Encounters with octopuses (not octopi) often leave people feeling like they have met another sentient being. I know PhD scientists who “don’t trust them” and omnivores who won’t eat them. Unlike most other invertebrates, octopuses are sophisticated enough to use tools, steal cameras from divers, recognize human faces, and escape from aquarists.
Cephalopod evolution (octopus, squid, nautilus) diverged from human evolution an estimated 600 million years ago. Octopus bodies are extraordinary:
- they have large, decentralized brains and nervous systems, with nearly two thirds of neurons residing in eight semi-independent arms,
- chemoreceptors in the suckers which line each arm provide the ability to taste by touch,
- light-sensitive proteins present in the skin may be the key to understanding how an octopus can “see” its surroundings and use its chromatophores to camouflage itself quickly even on a complex or moving background, and
- they edit their own RNA more frequently than other animals, a recent discovery which means that a large portion of their genome can evolve faster and more dynamically in response to changing environments than would be possible by evolution through reproduction.
Despite their vastly different anatomy, octopuses display behavioral and cognitive complexity which many people regard as consciousness. For example, theory of mind is the ability to understand that others have different knowledge, beliefs, desires, intentions, and perspectives. A typical human child does not develop theory of mind until he or she is four or five years old. Octopuses have relatively short lifespans, from six months to five years, but their behaviors suggest that they also possess this advanced understanding of awareness.

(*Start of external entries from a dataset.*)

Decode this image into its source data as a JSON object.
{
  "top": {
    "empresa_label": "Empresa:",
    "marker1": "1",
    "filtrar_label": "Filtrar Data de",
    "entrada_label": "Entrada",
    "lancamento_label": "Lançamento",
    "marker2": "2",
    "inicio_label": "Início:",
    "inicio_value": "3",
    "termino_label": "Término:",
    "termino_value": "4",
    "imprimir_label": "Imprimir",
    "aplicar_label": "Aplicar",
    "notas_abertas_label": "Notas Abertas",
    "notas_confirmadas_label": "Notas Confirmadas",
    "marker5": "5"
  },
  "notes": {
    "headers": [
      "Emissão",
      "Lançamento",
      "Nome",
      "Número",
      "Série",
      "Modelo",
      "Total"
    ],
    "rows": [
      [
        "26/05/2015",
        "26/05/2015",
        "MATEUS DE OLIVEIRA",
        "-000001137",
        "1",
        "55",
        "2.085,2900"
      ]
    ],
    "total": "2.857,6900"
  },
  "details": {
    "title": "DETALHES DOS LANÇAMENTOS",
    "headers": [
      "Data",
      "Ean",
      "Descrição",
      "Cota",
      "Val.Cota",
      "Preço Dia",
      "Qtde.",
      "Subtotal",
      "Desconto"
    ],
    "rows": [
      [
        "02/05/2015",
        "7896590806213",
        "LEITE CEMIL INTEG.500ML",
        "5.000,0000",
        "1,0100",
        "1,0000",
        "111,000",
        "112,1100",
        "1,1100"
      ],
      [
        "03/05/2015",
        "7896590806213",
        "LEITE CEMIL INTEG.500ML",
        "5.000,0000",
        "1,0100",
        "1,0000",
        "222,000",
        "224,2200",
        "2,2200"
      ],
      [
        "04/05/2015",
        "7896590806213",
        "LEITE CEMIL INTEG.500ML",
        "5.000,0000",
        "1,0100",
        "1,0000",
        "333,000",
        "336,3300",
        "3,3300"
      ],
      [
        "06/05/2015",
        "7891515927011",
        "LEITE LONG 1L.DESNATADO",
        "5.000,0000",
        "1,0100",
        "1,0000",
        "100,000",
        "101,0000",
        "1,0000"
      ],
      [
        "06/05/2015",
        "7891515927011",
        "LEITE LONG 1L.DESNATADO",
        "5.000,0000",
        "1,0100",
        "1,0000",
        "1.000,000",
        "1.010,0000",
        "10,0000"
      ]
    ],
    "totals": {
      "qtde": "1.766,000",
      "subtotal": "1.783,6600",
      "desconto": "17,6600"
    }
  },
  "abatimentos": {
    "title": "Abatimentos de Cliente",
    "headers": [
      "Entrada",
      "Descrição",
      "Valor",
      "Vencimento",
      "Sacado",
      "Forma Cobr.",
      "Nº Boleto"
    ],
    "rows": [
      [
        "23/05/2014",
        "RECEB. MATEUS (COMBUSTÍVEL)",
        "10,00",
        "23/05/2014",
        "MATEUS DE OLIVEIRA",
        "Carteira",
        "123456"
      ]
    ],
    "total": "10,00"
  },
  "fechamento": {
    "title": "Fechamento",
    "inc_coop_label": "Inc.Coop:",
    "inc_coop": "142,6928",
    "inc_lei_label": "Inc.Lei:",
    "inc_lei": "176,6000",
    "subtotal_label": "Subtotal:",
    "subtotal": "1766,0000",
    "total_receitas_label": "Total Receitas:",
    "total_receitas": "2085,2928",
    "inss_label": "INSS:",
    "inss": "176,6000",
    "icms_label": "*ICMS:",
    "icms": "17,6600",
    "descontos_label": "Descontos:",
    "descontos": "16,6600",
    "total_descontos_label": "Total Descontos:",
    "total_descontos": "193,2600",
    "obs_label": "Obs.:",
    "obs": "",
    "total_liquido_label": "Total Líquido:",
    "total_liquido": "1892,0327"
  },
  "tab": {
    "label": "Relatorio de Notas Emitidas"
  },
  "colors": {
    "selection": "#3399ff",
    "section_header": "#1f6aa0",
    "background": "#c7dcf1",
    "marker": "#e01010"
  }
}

I started reading Sy Montgomery’s book The Soul of an Octopus on Shimada last year. I brought it to sea with me again this year, and I finally finished it when Last Straw got stuck in Eureka due to weather. The book includes many detailed stories about the author’s interactions with octopuses. She explains why she believes that octopuses can use the sense of taste in their suckers not only to choose foods they prefer, but maybe also to understand differences between individual humans. She describes an octopus who responds differently to a visitor who smokes cigarettes, perhaps because it can taste nicotine through his skin. She also points out that there are analogs to some human hormones in animals, including estrogen, testosterone, adrenaline and cortisol, so she wonders if an octopus could also sense our state of mind—aggressive, depressed, relaxed or anxious, for example. It’s easy to anthropomorphize any animal, including octopuses, and ideas like these do exist outside the realm of current scientific understanding. But it is interesting to contemplate the mind of a creature so unlike ourselves that displays an unexpected level of intelligence.

One day off the coast of California, I found a tiny octopus in a net full of large rockfish and skates. Its skin was smooth and white, the body limp and unresponsive. I knew from experience during the hake survey that it’s possible to keep squid alive in seawater until they can be released, so I grabbed the deck hose and filled up a container for this little octopus. It didn’t respond immediately, but I could see that its eyes were open and the siphon was working, blowing little ripples across the surface of the water. Remembering Sy Montgomery’s stories about socializing with octopuses in the book, I pulled off one of my gloves and stuck my bare hand in the tray to let the octopus touch my skin. I took a deep breath and tried to summon up the human body chemistry of empathy and compassion. Relax, I thought. Don’t give up and die. I’m going to release you soon!
Nothing changed immediately. I set the tray aside and continued working on the rest of the catch. By the time we’d finished sorting and sampling, the little octopus had regained its color and pattern of papillae on its skin, and its tiny arms curled up perfectly. I took a quick picture, and as promised, released it over the rail back into the ocean.
I hope it was lucky enough to survive the trip from Last Straw back to the sea floor, and that it could find the habitat it needs to live its full life span and produce another generation of mysterious creatures that challenge us to push the boundaries of what we understand about the ocean and ourselves.